What Old Hard Drive Ads Can Teach Us

Advertisements for old computer hardware, and especially hard drives, are often found in amusing posts on computer forums and on the nerdsky part of the Internet.one… For example, a couple of days ago, Glenn Lockwood tweeted this old ad:


At least this is not an advertisement for a HAMR disc. 10 thousand dollars at today’s prices.

Obviously, in the early 80s, these disks provided a search speed of 70 ms, access speeds of about 900 KB / s, and a volume of up to 10 MB. Ridiculous, isn’t it? But at the same time, such advertisements hide in themselves hints of very important trends, like nothing else can explain the design of systems. To understand what’s going on, let’s compare this decrepit 10MB drive with a modern one. Most consumers no longer buy magnetic disks, so let’s take an SSD for comparison.

XCOMP 10MB Modern HDD The change Modern SSD The change
Volume 10 MB 18 TB 1.8 million times 2 TB 200,000 times
Delays 70 ms 5 ms 14 times 50 μs 1400 times
Bandwidth 900 KB / s 220 MB / s 250 times 3000 MB / s 3300 times
IOPS / GiB (QD1) 1400 0.01 0.00007 times 10 0.007 times

Or so2… Let’s start with the magnetic disk: we got a HUGE increase in storage, a large increase in throughput, a modest decrease in latency, and a significant decrease in random I / O operations per storage unit. It may surprise you, but SSD, despite much higher speed, fits well in all aspects of the general trend.

This observation is by no means new. 15 years ago, the great Jim Gray said “a disc is a tape.” David Patterson (you know, Turing Prize winner, co-inventor of RISC, etc.) wrote an excellent article in 2004 Latency Lags Bandwidth, in which he made the same observation. He wrote:

It struck me that the trend is the same in many technologies: throughput increases much faster than latency decreases.

and

During the time when the throughput has doubled, the delays have decreased by no more than a factor of 1.2-1.4.

It might not seem like a big difference, but remember we’re talking about exponential growth here, and this is the kind of thing that will blow your mind. If you multiply the trend noted by Patterson, then by the time the throughput increases 1000 times, the latencies will decrease by only 6-30 times. We see roughly the same in the table: an increase in throughput by 250 times and a decrease in latency by 14 times. The reduction in latency lags behind the growth in throughput. The throughput lags behind the volume.

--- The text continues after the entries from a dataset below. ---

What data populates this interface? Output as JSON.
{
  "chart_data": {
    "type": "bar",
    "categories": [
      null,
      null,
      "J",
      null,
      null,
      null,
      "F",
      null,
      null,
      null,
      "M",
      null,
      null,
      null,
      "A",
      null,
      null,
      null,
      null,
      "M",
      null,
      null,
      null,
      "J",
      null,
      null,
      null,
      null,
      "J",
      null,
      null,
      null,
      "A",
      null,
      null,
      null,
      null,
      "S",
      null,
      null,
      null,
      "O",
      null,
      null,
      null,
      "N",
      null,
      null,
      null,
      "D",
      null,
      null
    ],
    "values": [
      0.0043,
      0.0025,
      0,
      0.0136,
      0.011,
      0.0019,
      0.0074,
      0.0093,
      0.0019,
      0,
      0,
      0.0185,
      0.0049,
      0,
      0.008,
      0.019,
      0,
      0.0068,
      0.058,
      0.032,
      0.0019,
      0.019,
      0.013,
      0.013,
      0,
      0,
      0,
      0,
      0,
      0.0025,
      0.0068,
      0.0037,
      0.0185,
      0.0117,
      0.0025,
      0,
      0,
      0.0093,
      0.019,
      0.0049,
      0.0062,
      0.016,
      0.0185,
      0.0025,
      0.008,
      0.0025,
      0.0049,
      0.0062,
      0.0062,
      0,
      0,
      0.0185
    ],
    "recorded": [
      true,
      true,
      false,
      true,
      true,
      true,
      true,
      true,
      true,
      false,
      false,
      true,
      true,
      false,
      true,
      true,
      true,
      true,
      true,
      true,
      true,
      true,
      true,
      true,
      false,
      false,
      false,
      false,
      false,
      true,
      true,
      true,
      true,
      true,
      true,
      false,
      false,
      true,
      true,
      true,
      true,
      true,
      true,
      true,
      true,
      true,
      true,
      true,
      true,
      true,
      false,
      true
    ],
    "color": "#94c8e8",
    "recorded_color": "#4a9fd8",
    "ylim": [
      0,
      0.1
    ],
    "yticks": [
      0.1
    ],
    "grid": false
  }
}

We can consider this using the example of the duration of reading the entire disk as a whole with a sequential stream by reading arbitrary 4 KB blocks. With a 1980s disc, this would have taken about 3 minutes. The SSD would take about 8 hours. A modern hard drive will take about 10 months. It is no surprise to anyone that small random I / O is slow, but not everyone realizes how slow it is. And this problem is getting worse at an exponential rate.

Well, so what?

Every state-of-the-art system that humans build has a trade-off between latency, bandwidth, and storage costs. For example, 4 + 1 erase encoding in RAID5 style allows the system to survive the loss of one disk. 2-replication can do the same, but with a 1.6 increase in storage costs and a 2/5 decrease in IOPS. Journaling databases, file systems, and file formats make assumptions about storage costs, bandwidth, and random access. Changing the relationship between equipment parameters requires redesigning such systems to match the parameters of new equipment: yesterday’s software and techniques are simply not as effective as today’s systems.

Another important aspect is parallelism. I cheated a bit by choosing to use QD1. This is a one-stop queue. We send an I / O request, wait for the operation to complete, send the next one. Real storage devices can do more by passing multiple I / O requests to them at the same time. Hard drives run faster thanks to scheduling tricks that allow them to handle nearby I / O first. Operating systems have been doing I / O scheduling for a long time, and in the past two decades, drives have become smart enough to do it on their own. On the other hand, SSD have real internal parallelismbecause they are not limited to physical read / write heads. Thanks to the large number of concurrent I / O operations in the SSD, performance can be increased as much as 50 times. In the 1980s, I / O parallelism did not matter, but today it is extremely important.

There are two things the practicing system designer can draw from this. First, it is worth paying attention to equipment development trends. Be always curious and update your own internal constants from time to time. Exponential growth could mean that your mental model of hardware performance may be completely flawed, even if it’s only a couple of years out of date. Second, systems design is becoming obsolete. Real-world trade-offs change, both for the reasons described and for many others. The data structures and storage strategies described in your favorite tutorial probably haven’t stood the test of time. The POSIX I / O API certainly didn’t survive it.

Notes (edit)

  1. See, for example, this thread on reddit, forums unraid, this site, etc. Information is everywhere.
  2. I took these numbers from my head, but I think that they are more or less consistent with modern common NVMe and enterprise-grade magnetic disks.